Charlene M. Deuber


Hydronephrosis is one of the most common fetal anomalies, detected in 1% of pregnancies. A sign rather than a diagnosis, hydronephrosis references significant dilation of the upper urinary tract. Common causes of hydronephrosis include physiologic hydronephrosis, ureteropelvic or ureterovesical junction (UVJ) obstruction, posterior urethral valves (PUVs), Eagle–Barrett (prune belly) syndrome, and vesicoureteral reflux (VUR; Martin, Fanaroff, & Walsh, 2011).

Prenatal diagnosis is highly correlated with postnatal findings (Policiano et al., 2015). The goal of prenatal ultrasound is reduction in the incidence of postnatal urinary tract infection (UTI) and prevention of acquired renal damage in asymptomatic patients. Early identification of the finding affords the opportunity for prenatal consultation with nephrology or urology specialists, facilitating postnatal care coordination. Prenatal interventions are limited in efficacy and associated with increased risk of preterm labor and chorioramnionitis. Expectant prenatal management prevails, with fetal surgical intervention rarely indicated (Liu, Armstrong, & Maizels, 2014).

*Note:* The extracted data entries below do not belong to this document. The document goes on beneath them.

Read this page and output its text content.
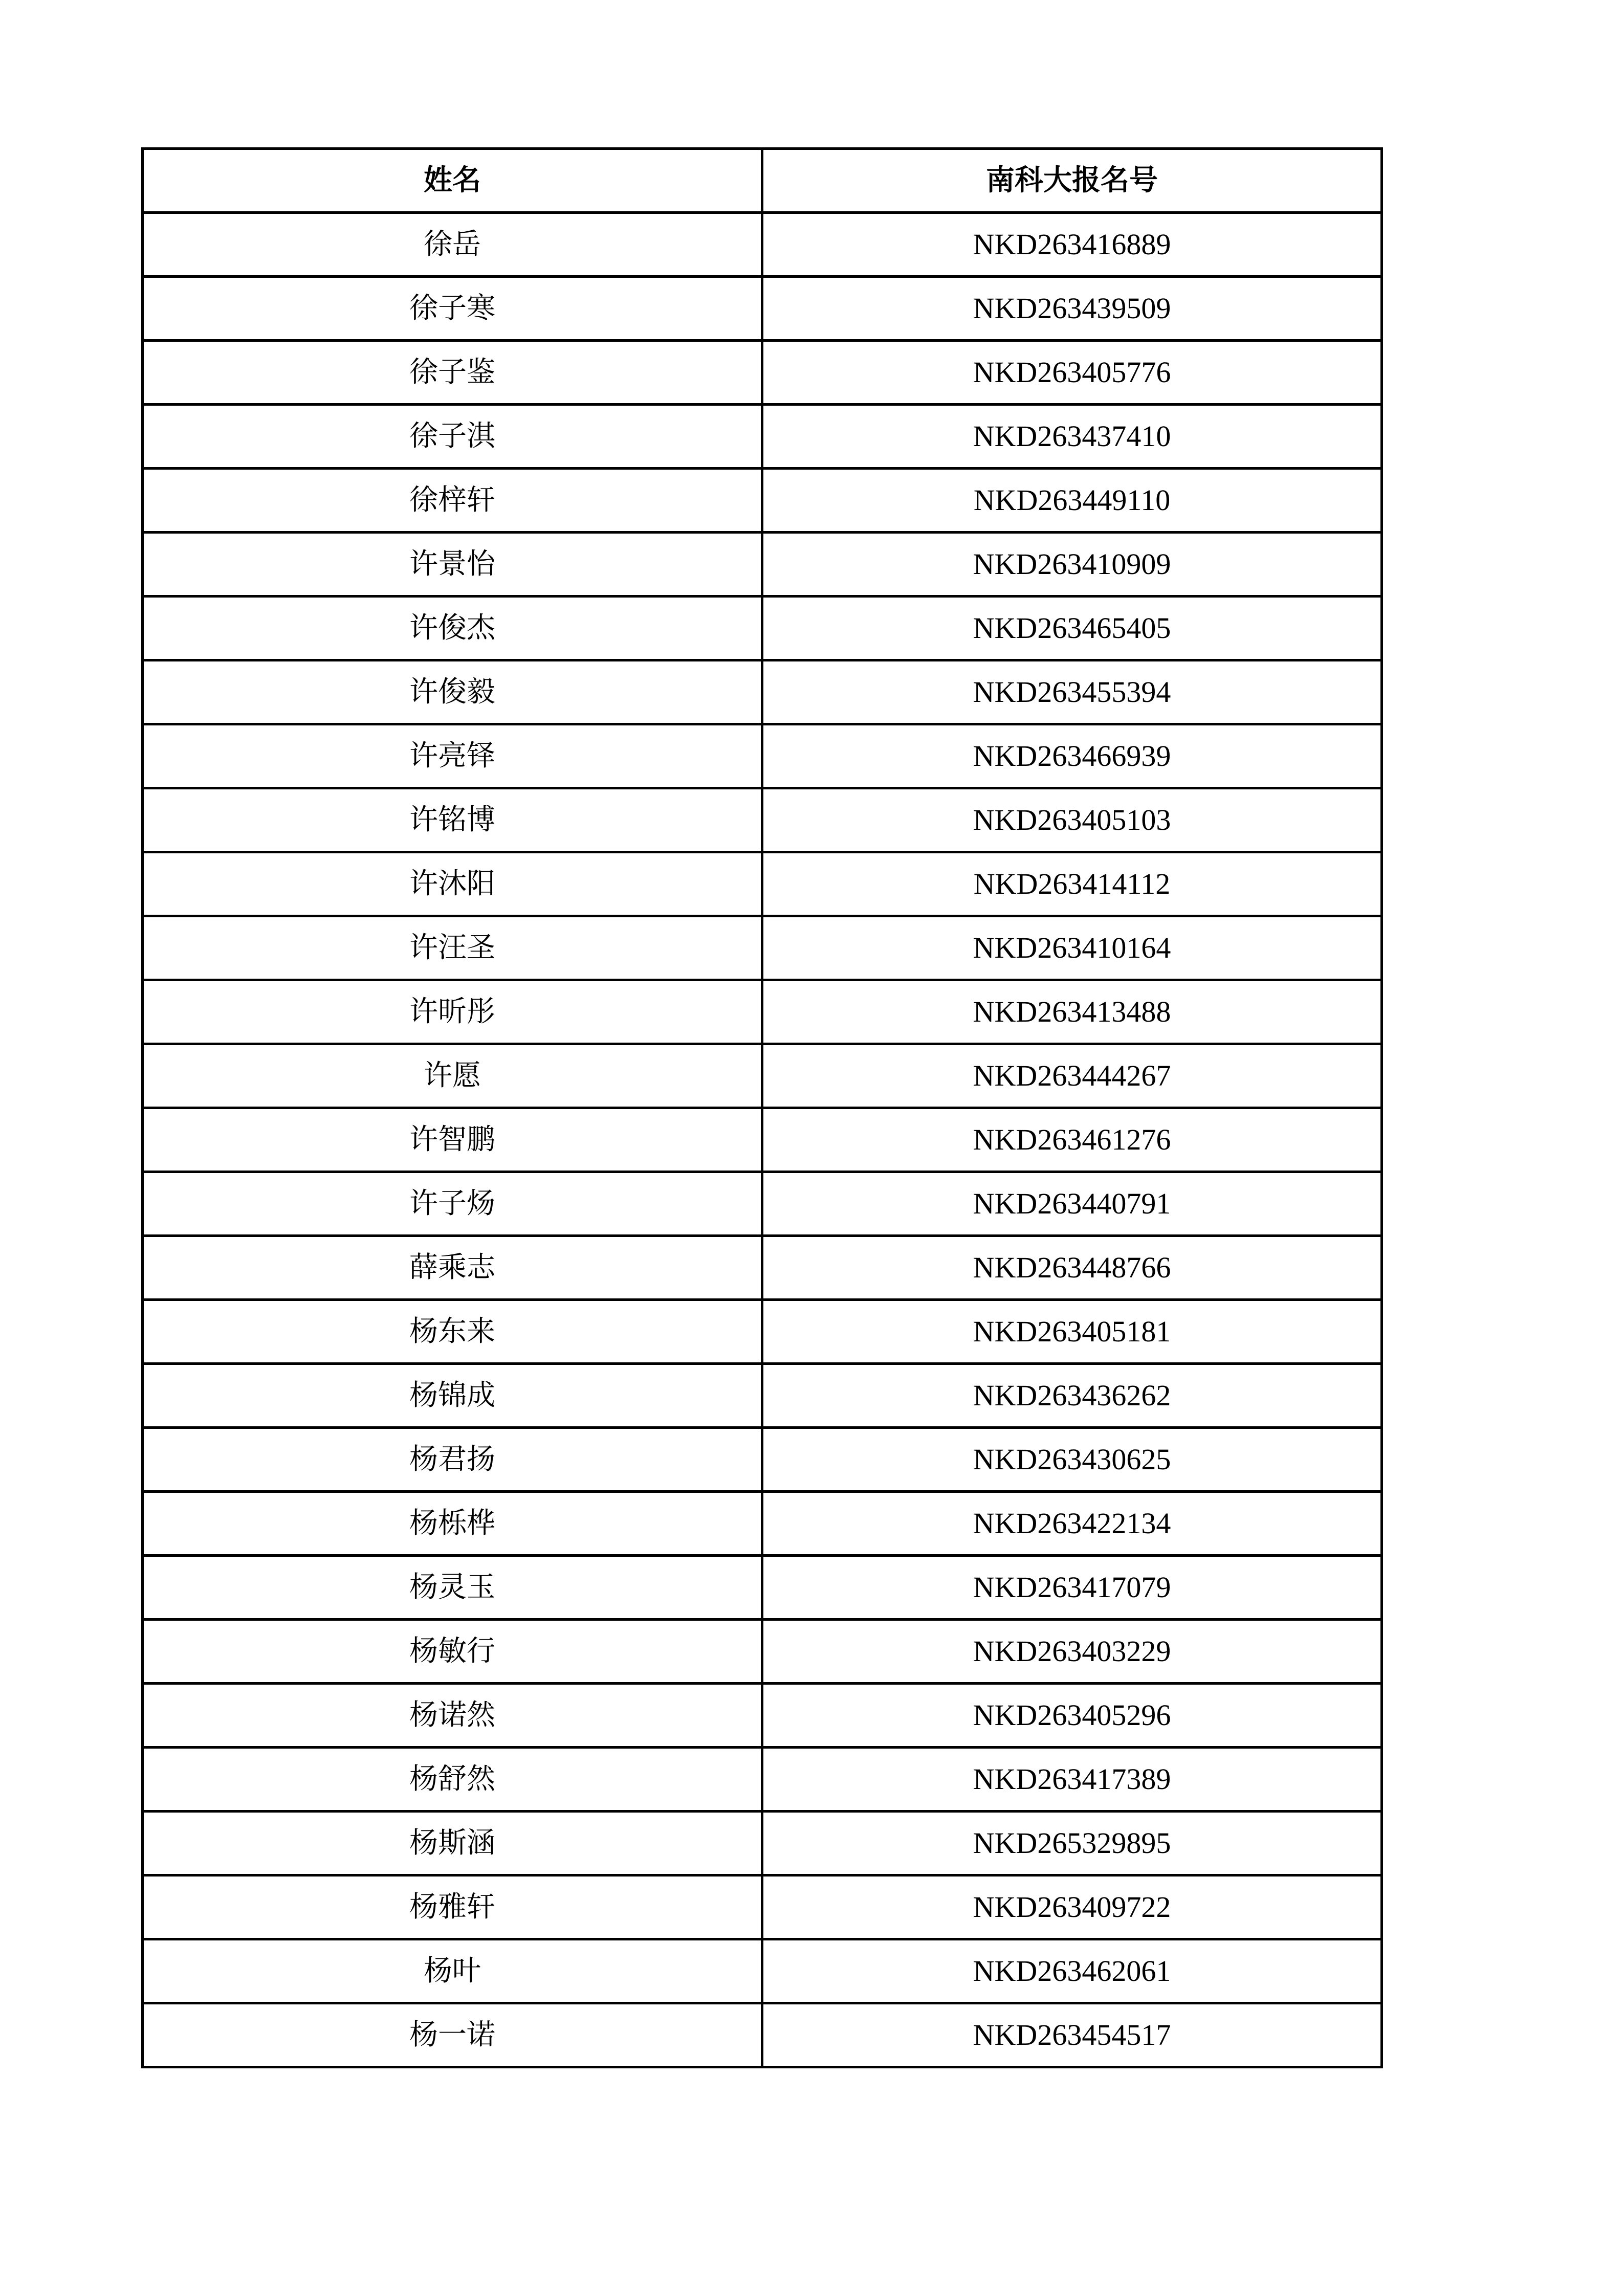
姓名	南科大报名号
徐岳	NKD263416889
徐子寒	NKD263439509
徐子鉴	NKD263405776
徐子淇	NKD263437410
徐梓轩	NKD263449110
许景怡	NKD263410909
许俊杰	NKD263465405
许俊毅	NKD263455394
许亮铎	NKD263466939
许铭博	NKD263405103
许沐阳	NKD263414112
许汪圣	NKD263410164
许昕彤	NKD263413488
许愿	NKD263444267
许智鹏	NKD263461276
许子炀	NKD263440791
薛乘志	NKD263448766
杨东来	NKD263405181
杨锦成	NKD263436262
杨君扬	NKD263430625
杨栎桦	NKD263422134
杨灵玉	NKD263417079
杨敏行	NKD263403229
杨诺然	NKD263405296
杨舒然	NKD263417389
杨斯涵	NKD265329895
杨雅轩	NKD263409722
杨叶	NKD263462061
杨一诺	NKD263454517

Occurring unilaterally or bilaterally, hydronephrosis is characterized by enlargement of the renal collecting system, including renal calyces and pelvis. The etiology is varied although it may be obstructive in origin. Prenatal hydronephrosis may be transient or secondary to clinically significant abnormalities of the kidney and urinary tract. As much as 15% of prenatally detected hydronephrosis occurs because of delayed fetal ureter maturation independently of anatomic abnormalities of the upper urinary tract (physiologic hydronephrosis) and typically resolve spontaneously before birth or by 2 years of age. The incidence of significant urinary tract disease in identified cases of hydronephrosis has been estimated at 0.2% to 0.4% (Aslan, 2005).

Ultrasound-guided prenatal grading of unilateral or bilateral hydronephrosis informs prenatal and postnatal management. The grading system of the Society of Fetal Urology (grades I–V) describes the degree of calyceal dilatation and renal parenchymal thickness.

Grading may be used as a guideline to describe the degree of hydronephrosis. Measuring the greatest dimension of the renal pelvis has also gained favor for defining hydronephrosis. An unfavorable outcome, including need for postnatal surgery, has been associated with a renal anteriorposterior (AP) diameter of 7 mm or more in the third trimester and the presence of urinary tract anomalies (Plevani et al., 2014).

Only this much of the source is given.